These kind of exercises ask for your intuition and understanding of the formulas even though there are also algorithms that could be used to decide the equivalence and satisfiability of LTL/CTL/CTL* formulas.

Answer to Query 1: In most cases, the structures do only have a single path. Here, CTL* and LTL become the same since the E and A quantifiers can only consider the only existing path. Hence, you can use the LTL tool for checking those formulas (see below).

There is no teaching tool for satisfiability of CTL*, but there is a preliminary tool that you can find under

https://es.cs.uni-kl.de/tools/teaching/PreStructures.html.

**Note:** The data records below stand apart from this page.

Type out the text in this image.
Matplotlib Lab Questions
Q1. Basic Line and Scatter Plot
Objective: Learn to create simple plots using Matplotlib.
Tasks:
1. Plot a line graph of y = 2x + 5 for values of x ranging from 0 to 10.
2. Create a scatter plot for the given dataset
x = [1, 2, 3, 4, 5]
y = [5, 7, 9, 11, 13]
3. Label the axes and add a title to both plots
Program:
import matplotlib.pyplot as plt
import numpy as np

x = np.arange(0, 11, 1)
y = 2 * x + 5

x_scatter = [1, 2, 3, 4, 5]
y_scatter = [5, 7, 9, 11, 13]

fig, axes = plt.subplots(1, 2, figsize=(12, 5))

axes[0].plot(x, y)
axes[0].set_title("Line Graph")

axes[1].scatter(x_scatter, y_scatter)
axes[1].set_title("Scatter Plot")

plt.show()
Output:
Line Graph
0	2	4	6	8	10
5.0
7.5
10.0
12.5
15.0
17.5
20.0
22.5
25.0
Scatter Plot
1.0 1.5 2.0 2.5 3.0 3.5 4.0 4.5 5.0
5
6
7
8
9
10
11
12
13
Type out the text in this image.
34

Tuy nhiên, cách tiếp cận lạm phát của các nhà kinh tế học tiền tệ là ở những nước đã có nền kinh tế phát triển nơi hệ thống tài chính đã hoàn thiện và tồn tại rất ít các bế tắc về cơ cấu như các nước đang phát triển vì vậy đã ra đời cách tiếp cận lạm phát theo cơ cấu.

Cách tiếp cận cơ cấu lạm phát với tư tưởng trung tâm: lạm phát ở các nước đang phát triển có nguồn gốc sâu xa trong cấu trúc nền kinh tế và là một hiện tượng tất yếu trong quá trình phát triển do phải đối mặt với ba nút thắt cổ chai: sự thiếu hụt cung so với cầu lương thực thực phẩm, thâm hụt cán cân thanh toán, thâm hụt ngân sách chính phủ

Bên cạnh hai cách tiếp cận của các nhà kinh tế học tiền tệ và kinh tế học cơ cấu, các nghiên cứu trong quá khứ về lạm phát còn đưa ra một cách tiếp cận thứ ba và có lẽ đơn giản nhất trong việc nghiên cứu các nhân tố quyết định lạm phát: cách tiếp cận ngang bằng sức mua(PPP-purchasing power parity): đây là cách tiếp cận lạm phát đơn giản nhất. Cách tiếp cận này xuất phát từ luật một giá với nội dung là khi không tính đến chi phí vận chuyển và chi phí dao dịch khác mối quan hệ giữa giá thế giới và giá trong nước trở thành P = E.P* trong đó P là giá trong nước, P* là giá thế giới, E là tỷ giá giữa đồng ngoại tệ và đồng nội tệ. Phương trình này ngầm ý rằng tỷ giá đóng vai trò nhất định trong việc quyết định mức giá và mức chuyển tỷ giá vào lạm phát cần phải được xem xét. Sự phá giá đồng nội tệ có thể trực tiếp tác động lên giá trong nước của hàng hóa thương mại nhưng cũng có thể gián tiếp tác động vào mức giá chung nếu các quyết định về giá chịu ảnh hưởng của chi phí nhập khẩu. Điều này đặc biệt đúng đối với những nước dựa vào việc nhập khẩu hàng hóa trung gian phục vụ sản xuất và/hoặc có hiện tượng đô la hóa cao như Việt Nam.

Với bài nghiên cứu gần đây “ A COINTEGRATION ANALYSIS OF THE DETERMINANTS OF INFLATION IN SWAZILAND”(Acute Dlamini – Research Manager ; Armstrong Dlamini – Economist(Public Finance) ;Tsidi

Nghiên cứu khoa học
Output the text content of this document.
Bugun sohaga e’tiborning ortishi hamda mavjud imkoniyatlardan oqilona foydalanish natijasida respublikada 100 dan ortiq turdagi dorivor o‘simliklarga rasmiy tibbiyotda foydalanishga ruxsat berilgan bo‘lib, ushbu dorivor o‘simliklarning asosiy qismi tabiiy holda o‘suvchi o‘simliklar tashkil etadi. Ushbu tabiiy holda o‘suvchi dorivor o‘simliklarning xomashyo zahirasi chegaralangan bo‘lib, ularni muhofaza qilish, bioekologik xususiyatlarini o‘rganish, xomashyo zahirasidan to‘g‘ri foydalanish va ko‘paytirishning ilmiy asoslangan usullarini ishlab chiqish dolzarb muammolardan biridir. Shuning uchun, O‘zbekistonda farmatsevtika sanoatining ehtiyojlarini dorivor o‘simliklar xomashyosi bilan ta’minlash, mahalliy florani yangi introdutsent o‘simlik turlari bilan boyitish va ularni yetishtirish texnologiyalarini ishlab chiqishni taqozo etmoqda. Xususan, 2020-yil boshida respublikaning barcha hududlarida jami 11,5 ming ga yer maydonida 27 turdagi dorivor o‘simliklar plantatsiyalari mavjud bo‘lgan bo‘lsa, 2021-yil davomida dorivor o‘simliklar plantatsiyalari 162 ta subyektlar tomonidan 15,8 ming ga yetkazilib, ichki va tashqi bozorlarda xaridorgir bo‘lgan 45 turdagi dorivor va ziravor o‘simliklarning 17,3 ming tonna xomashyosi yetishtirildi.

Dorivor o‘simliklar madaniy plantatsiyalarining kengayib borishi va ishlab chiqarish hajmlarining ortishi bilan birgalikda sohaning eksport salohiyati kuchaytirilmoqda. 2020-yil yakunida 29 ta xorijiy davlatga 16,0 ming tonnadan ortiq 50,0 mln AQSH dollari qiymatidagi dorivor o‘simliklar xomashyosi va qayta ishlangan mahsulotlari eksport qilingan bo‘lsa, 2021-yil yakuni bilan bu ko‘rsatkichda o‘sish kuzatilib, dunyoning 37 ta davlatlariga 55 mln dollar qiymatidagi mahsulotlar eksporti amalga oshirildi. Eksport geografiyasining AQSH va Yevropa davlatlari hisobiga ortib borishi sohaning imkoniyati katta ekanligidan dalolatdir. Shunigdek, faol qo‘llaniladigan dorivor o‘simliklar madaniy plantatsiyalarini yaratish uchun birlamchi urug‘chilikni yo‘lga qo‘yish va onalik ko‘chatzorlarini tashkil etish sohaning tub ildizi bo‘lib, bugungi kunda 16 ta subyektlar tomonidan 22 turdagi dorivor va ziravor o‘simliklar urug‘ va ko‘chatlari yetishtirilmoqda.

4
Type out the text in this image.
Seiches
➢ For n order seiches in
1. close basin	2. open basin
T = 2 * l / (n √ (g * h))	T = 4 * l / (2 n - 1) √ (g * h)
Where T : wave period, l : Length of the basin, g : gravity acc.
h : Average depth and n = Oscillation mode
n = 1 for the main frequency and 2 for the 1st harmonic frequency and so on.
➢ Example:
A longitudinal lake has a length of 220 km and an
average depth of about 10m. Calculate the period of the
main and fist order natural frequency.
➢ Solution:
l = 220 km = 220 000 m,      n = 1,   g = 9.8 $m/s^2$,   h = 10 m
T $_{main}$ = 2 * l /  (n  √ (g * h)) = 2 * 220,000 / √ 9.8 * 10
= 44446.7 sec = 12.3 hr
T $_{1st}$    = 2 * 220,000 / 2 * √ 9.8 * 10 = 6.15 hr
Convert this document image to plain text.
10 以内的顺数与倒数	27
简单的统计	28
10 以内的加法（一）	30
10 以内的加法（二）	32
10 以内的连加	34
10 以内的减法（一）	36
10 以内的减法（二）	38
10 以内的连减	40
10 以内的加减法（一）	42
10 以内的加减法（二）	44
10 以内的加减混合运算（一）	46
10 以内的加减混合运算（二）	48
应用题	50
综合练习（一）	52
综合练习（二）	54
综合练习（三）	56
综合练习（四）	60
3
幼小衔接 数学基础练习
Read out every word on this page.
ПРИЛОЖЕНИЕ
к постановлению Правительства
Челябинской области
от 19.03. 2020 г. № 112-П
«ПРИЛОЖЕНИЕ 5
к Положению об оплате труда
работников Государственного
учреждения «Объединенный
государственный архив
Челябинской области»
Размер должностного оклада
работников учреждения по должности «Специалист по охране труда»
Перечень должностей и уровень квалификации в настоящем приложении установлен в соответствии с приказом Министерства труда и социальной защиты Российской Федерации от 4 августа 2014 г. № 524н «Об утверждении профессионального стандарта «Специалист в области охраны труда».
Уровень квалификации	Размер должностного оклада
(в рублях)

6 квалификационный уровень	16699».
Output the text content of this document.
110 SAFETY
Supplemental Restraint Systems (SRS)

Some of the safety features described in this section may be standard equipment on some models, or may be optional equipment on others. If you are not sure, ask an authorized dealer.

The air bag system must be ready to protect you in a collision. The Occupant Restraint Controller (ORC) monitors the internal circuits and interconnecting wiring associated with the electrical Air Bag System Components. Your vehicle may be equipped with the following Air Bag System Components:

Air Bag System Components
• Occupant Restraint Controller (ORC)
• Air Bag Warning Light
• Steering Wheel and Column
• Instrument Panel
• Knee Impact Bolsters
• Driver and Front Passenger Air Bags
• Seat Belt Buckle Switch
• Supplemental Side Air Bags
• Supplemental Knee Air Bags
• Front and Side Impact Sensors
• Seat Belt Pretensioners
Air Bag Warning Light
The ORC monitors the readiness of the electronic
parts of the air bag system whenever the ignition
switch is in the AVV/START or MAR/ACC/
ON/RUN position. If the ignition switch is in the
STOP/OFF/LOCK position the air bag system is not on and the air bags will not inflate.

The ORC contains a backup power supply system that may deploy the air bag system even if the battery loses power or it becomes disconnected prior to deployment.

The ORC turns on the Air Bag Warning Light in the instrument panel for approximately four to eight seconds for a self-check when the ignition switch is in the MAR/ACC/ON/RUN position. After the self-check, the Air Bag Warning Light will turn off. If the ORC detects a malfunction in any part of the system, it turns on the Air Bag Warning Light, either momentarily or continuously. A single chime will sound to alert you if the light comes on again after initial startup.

The tool computes a so-called pre-structure that consists of states and transitions that could satisfy the given formula. You need however check whether it is possible to satisfy the reachability constraints of the formula. Still, the computed structure is often of great help.

Answer to Query 2: As many formulas, the formulas F(a<->b) or GF(a<->b) have more than one model, so that many answers are possible (in general also every bisimular structure to the given one could be used also). Since the LTL tool is only about satisfiability/validity of LTL formulas, you have to describe your single-path structure as an LTL formula. For your second example, this may look as follows:

(!a & !b) & X(a & b) & X X G(a & !b) -> F(a<->b)

If you use

https://es.cs.uni-kl.de/tools/teaching/TemporalLogicProver.html, it will tell you that the above LTL formula is valid and therefore is an example that satisfies F(a<->b). If you try the following

(!a & !b) & X(a & b) & X X G(a & !b) -> G(a<->b)

you will get a counterexample (ignore the _q* variables and it is a path of your structure).

Answer to Query 3: Your idea to get rid of the XX using the two states you mentioned is fine! However, you need to make sure that from s2 onwards one of the formulas without the XX is true while the other (without the XX) is false. That is not the case with your example. Check the following:

(!a & !b) & X(!a & !b) & X X G(a & !b) -> X X (G(a⊕b) ⊕ F(a<->b))

(!a & !b) & X(!a & !b) & X X G(a & !b) -> X X ((G(a⊕b))∨(G(a<->b)))

Note that from s2 onwards, G(a⊕b) holds, and F(a<->b) is false. Thus, G(a⊕b) ⊕ F(a<->b) and also (G(a⊕b))∨(G(a<->b)) are both true.